- Area: 650 square kilometres (250 sq mi)

= Singkil Barat Nature Reserve =

Nature reserve in Sumatra, Indonesia

The Singkil Barat Nature Reserve is a 650 km2 nature reserve found on the island of Sumatra, Indonesia. Located in the province of Aceh, the preserve contains the largest peat swamp within the leuser ecosystem and is hailed as the orangutan capital of the world. The Singkil is one of three peat swamps in Aceh province, the others being the smaller Kluet and much degraded Tripa. The Kluet swamp is world famous for its tool using orangutans and has been featured in documentaries. Nowhere else in the world do orangutans gather naturally in large groups or use tools.

In this park you can meet a Sumatran tiger.
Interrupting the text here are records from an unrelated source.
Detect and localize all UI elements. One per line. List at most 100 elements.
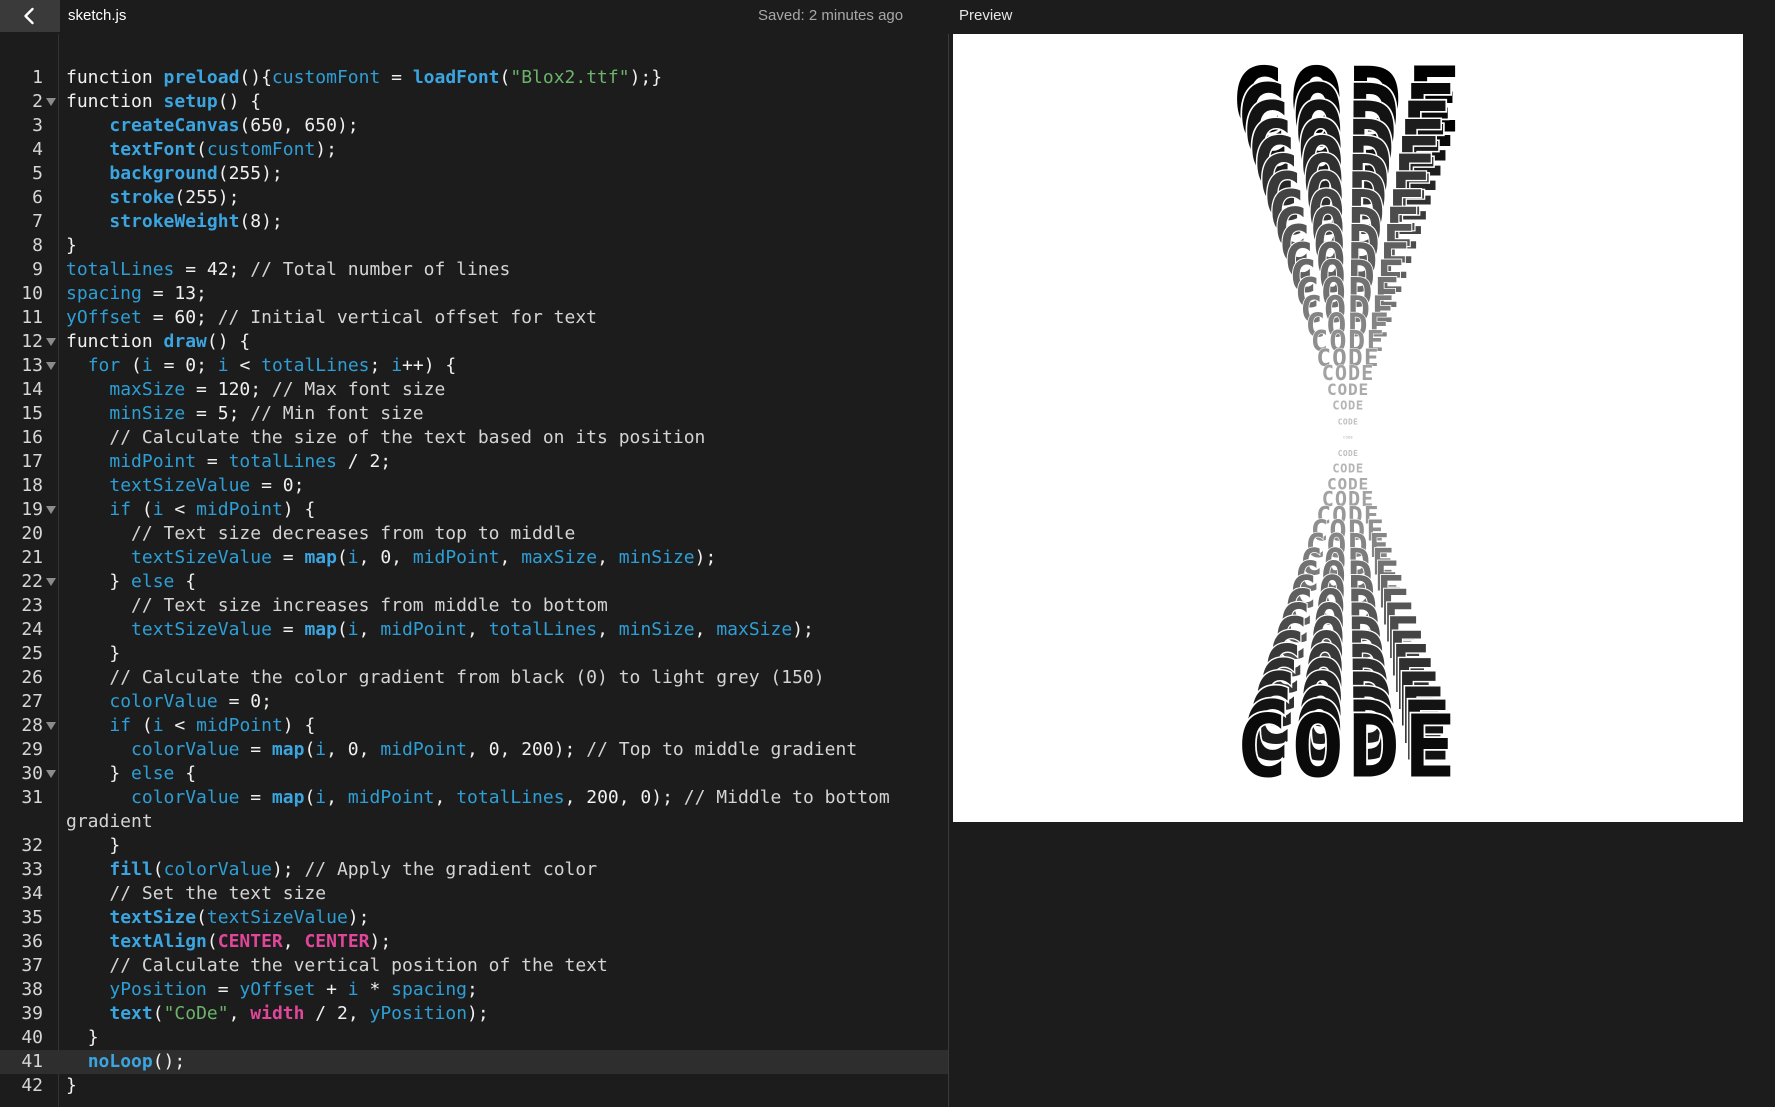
preview-canvas: CODE CODE CODE CODE CODE CODE CODE CODE CODE CODE… <box>953 34 1743 822</box>
code-line[interactable]: 14 maxSize = 120; // Max font size <box>0 378 948 402</box>
line-code: noLoop(); <box>87 1051 186 1072</box>
line-code: spacing = 13; <box>66 283 207 304</box>
code-line[interactable]: 12 function draw() { <box>0 330 948 354</box>
line-number: 18 <box>21 475 43 496</box>
line-number: 24 <box>21 619 43 640</box>
line-code: textSizeValue = 0; <box>109 475 305 496</box>
code-line[interactable]: 18 textSizeValue = 0; <box>0 474 948 498</box>
code-line[interactable]: 33 fill(colorValue); // Apply the gradie… <box>0 858 948 882</box>
back-button[interactable] <box>0 0 60 32</box>
code-line[interactable]: 11 yOffset = 60; // Initial vertical offs… <box>0 306 948 330</box>
code-line[interactable]: 8} <box>0 234 948 258</box>
line-number: 12 <box>21 331 43 352</box>
line-code: colorValue = 0; <box>109 691 272 712</box>
code-line[interactable]: 28 if (i < midPoint) { <box>0 714 948 738</box>
code-line[interactable]: 27 colorValue = 0; <box>0 690 948 714</box>
line-code: maxSize = 120; // Max font size <box>109 379 446 400</box>
code-line[interactable]: 13 for (i = 0; i < totalLines; i++) { <box>0 354 948 378</box>
code-line[interactable]: 1 function preload(){customFont = loadFon… <box>0 66 948 90</box>
code-line[interactable]: 16 // Calculate the size of the text bas… <box>0 426 948 450</box>
code-line[interactable]: 35 textSize(textSizeValue); <box>0 906 948 930</box>
preview-text-line: CODE <box>1332 399 1363 413</box>
code-line[interactable]: 9 totalLines = 42; // Total number of lin… <box>0 258 948 282</box>
line-number: 28 <box>21 715 43 736</box>
code-line[interactable]: 29 colorValue = map(i, 0, midPoint, 0, 2… <box>0 738 948 762</box>
line-code: strokeWeight(8); <box>109 211 283 232</box>
code-line[interactable]: 26 // Calculate the color gradient from … <box>0 666 948 690</box>
line-code: if (i < midPoint) { <box>109 715 316 736</box>
code-line[interactable]: 32 } <box>0 834 948 858</box>
code-line[interactable]: 40 } <box>0 1026 948 1050</box>
line-code: // Calculate the size of the text based … <box>109 427 706 448</box>
line-number: 3 <box>32 115 43 136</box>
code-line[interactable]: 30 } else { <box>0 762 948 786</box>
code-line[interactable]: 3 createCanvas(650, 650); <box>0 114 948 138</box>
code-line[interactable]: 36 textAlign(CENTER, CENTER); <box>0 930 948 954</box>
line-code: function draw() { <box>66 331 251 352</box>
line-number: 7 <box>32 211 43 232</box>
line-code: minSize = 5; // Min font size <box>109 403 424 424</box>
line-number: 25 <box>21 643 43 664</box>
code-line[interactable]: 17 midPoint = totalLines / 2; <box>0 450 948 474</box>
code-line[interactable]: 41 noLoop(); <box>0 1050 948 1074</box>
preview-text-line: CODE <box>1338 417 1359 426</box>
fold-arrow-icon[interactable] <box>46 578 56 586</box>
line-code: // Set the text size <box>109 883 327 904</box>
code-line[interactable]: 37 // Calculate the vertical position of… <box>0 954 948 978</box>
code-line[interactable]: 24 textSizeValue = map(i, midPoint, tota… <box>0 618 948 642</box>
line-number: 5 <box>32 163 43 184</box>
code-line[interactable]: 20 // Text size decreases from top to mi… <box>0 522 948 546</box>
line-number: 23 <box>21 595 43 616</box>
line-code: midPoint = totalLines / 2; <box>109 451 392 472</box>
line-code: } <box>66 835 121 856</box>
code-line[interactable]: 15 minSize = 5; // Min font size <box>0 402 948 426</box>
line-number: 8 <box>32 235 43 256</box>
preview-text-line: CODE <box>1343 435 1353 440</box>
code-lines[interactable]: 1 function preload(){customFont = loadFon… <box>0 66 948 1098</box>
app-window: sketch.js Saved: 2 minutes ago Preview 1… <box>0 0 1775 1107</box>
code-line[interactable]: 7 strokeWeight(8); <box>0 210 948 234</box>
line-code: } else { <box>66 571 197 592</box>
code-line[interactable]: 6 stroke(255); <box>0 186 948 210</box>
preview-text-line: CODE <box>1327 380 1369 399</box>
chevron-left-icon <box>24 7 34 25</box>
code-line[interactable]: 21 textSizeValue = map(i, 0, midPoint, m… <box>0 546 948 570</box>
code-line[interactable]: 34 // Set the text size <box>0 882 948 906</box>
code-line[interactable]: 42} <box>0 1074 948 1098</box>
top-bar: sketch.js Saved: 2 minutes ago Preview <box>0 0 1775 34</box>
line-number: 9 <box>32 259 43 280</box>
line-code: textFont(customFont); <box>109 139 337 160</box>
line-code: } <box>66 643 121 664</box>
line-number: 13 <box>21 355 43 376</box>
code-editor[interactable]: 1 function preload(){customFont = loadFon… <box>0 34 949 1107</box>
file-name[interactable]: sketch.js <box>68 7 126 24</box>
line-number: 31 <box>21 787 43 808</box>
code-line[interactable]: 4 textFont(customFont); <box>0 138 948 162</box>
code-line[interactable]: 25 } <box>0 642 948 666</box>
code-line[interactable]: 5 background(255); <box>0 162 948 186</box>
line-number: 27 <box>21 691 43 712</box>
line-code: colorValue = map(i, 0, midPoint, 0, 200)… <box>131 739 858 760</box>
code-line[interactable]: 10 spacing = 13; <box>0 282 948 306</box>
code-line[interactable]: 23 // Text size increases from middle to… <box>0 594 948 618</box>
line-code: yOffset = 60; // Initial vertical offset… <box>66 307 598 328</box>
fold-arrow-icon[interactable] <box>46 98 56 106</box>
code-line[interactable]: 31 colorValue = map(i, midPoint, totalLi… <box>0 786 948 834</box>
line-number: 29 <box>21 739 43 760</box>
line-code: textSize(textSizeValue); <box>109 907 370 928</box>
line-code: function preload(){customFont = loadFont… <box>66 67 663 88</box>
code-line[interactable]: 19 if (i < midPoint) { <box>0 498 948 522</box>
code-line[interactable]: 2 function setup() { <box>0 90 948 114</box>
fold-arrow-icon[interactable] <box>46 506 56 514</box>
line-code: totalLines = 42; // Total number of line… <box>66 259 511 280</box>
code-line[interactable]: 22 } else { <box>0 570 948 594</box>
line-code: textSizeValue = map(i, midPoint, totalLi… <box>131 619 814 640</box>
fold-arrow-icon[interactable] <box>46 770 56 778</box>
code-line[interactable]: 38 yPosition = yOffset + i * spacing; <box>0 978 948 1002</box>
code-line[interactable]: 39 text("CoDe", width / 2, yPosition); <box>0 1002 948 1026</box>
line-number: 32 <box>21 835 43 856</box>
line-number: 20 <box>21 523 43 544</box>
fold-arrow-icon[interactable] <box>46 362 56 370</box>
fold-arrow-icon[interactable] <box>46 338 56 346</box>
fold-arrow-icon[interactable] <box>46 722 56 730</box>
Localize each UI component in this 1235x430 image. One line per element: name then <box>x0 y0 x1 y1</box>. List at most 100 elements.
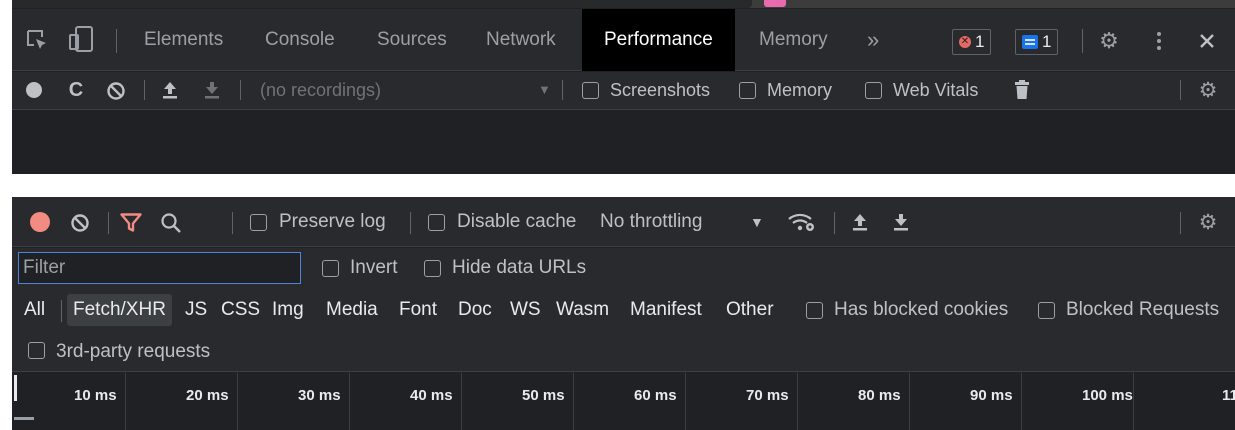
browser-tab-strip <box>12 0 1235 8</box>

== Deforestation and Conservation ==
During 2024 the Rainforest Action Network investigated land clearing in the Singkil reserve and found that supplies chains for major companies were sourcing palm oil from mills responsible for land clearing in the reserve. In 2022, 2023, and 2024 sustained clearing of forest occurred in the northern part of the reserve with canals being dug to make access into the forest easier. The Sumatran Orangutan Society has restored several hundred hectares of forest by rewetting the peat and blocking the canals. Orangutans have returned to the areas they've worked on.